R: cluster analysis

Hierarchical Clustering

Calculate distance matrix (euclidean distance as default):

dist(tab)

Use first 3 columns:

dist(tab[,1:3])

Hierarchical clustering with euclidean distance and average linkage:

hc <- hclust(distance_matrix)

Print the dendrogram:

plot(as.dendrogram(hc))

Dendrogram function with different graphic options:

library(ggdendro)
ggdendrogram(hc, theme_dendro = FALSE)

Another dendrogram option:

library(devtools)
myplclust(hc, lab.col = unclass(tab$col))  #lab.col to color based on column value
abline(h=1.5,col="red")   #dendrogram cut

K-Means Clustering

k-means non-hierarchical clustering with two groups:

kmeans(tab,centers=2)

Exclude columns 11 and 12 and divide into 5 groups:

Clust <- kmeans(tab[,-c(11:12)], centers=5)

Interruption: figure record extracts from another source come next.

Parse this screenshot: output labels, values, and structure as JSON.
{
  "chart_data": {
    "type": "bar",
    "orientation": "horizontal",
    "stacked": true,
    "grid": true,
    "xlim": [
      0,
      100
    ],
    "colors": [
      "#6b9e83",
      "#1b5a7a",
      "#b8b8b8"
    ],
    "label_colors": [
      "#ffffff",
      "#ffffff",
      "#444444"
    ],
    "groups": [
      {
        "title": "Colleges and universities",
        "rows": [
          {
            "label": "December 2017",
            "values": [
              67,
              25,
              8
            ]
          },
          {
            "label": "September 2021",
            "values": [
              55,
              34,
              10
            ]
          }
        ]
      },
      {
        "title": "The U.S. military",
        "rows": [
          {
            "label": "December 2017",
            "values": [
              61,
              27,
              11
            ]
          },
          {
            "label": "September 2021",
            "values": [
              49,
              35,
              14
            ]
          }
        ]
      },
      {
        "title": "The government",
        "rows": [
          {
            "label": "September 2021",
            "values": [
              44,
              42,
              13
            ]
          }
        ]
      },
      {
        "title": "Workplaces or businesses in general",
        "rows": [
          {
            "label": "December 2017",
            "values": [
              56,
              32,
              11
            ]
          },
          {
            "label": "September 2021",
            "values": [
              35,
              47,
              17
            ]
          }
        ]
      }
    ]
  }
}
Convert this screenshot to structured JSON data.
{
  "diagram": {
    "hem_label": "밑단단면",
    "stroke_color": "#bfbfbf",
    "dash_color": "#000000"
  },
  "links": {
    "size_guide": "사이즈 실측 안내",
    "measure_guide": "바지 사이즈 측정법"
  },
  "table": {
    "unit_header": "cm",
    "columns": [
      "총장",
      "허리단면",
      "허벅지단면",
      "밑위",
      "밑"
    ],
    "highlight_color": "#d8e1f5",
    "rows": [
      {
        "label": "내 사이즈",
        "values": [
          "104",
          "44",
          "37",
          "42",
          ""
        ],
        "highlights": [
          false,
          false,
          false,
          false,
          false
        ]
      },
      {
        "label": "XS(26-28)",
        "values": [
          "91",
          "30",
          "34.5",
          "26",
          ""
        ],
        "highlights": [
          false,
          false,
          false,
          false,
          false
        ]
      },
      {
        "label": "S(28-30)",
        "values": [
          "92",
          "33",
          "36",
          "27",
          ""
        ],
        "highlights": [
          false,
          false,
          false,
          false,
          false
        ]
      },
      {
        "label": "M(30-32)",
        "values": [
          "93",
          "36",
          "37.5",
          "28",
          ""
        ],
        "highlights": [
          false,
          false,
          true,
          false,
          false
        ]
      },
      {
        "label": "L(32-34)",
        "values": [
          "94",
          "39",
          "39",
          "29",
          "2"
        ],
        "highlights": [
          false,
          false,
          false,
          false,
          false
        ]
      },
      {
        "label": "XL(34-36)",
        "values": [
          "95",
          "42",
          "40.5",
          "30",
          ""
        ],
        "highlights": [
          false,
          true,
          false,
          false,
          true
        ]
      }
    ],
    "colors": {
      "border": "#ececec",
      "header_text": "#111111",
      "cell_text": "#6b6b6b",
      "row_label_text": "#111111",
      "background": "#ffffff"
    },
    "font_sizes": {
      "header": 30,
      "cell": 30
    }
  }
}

Built a table having every different version of col for columns and the different groups as rows, to see how the col value are distributed inside the groups:

table(Clust$cluster, tab$col)

Other useful parameters:

  • iter.max: max iteration number before stop.

  • nstart: different number of centroids to stard. nstart = 100 means 100 different test with different centroids, then it can choose the best.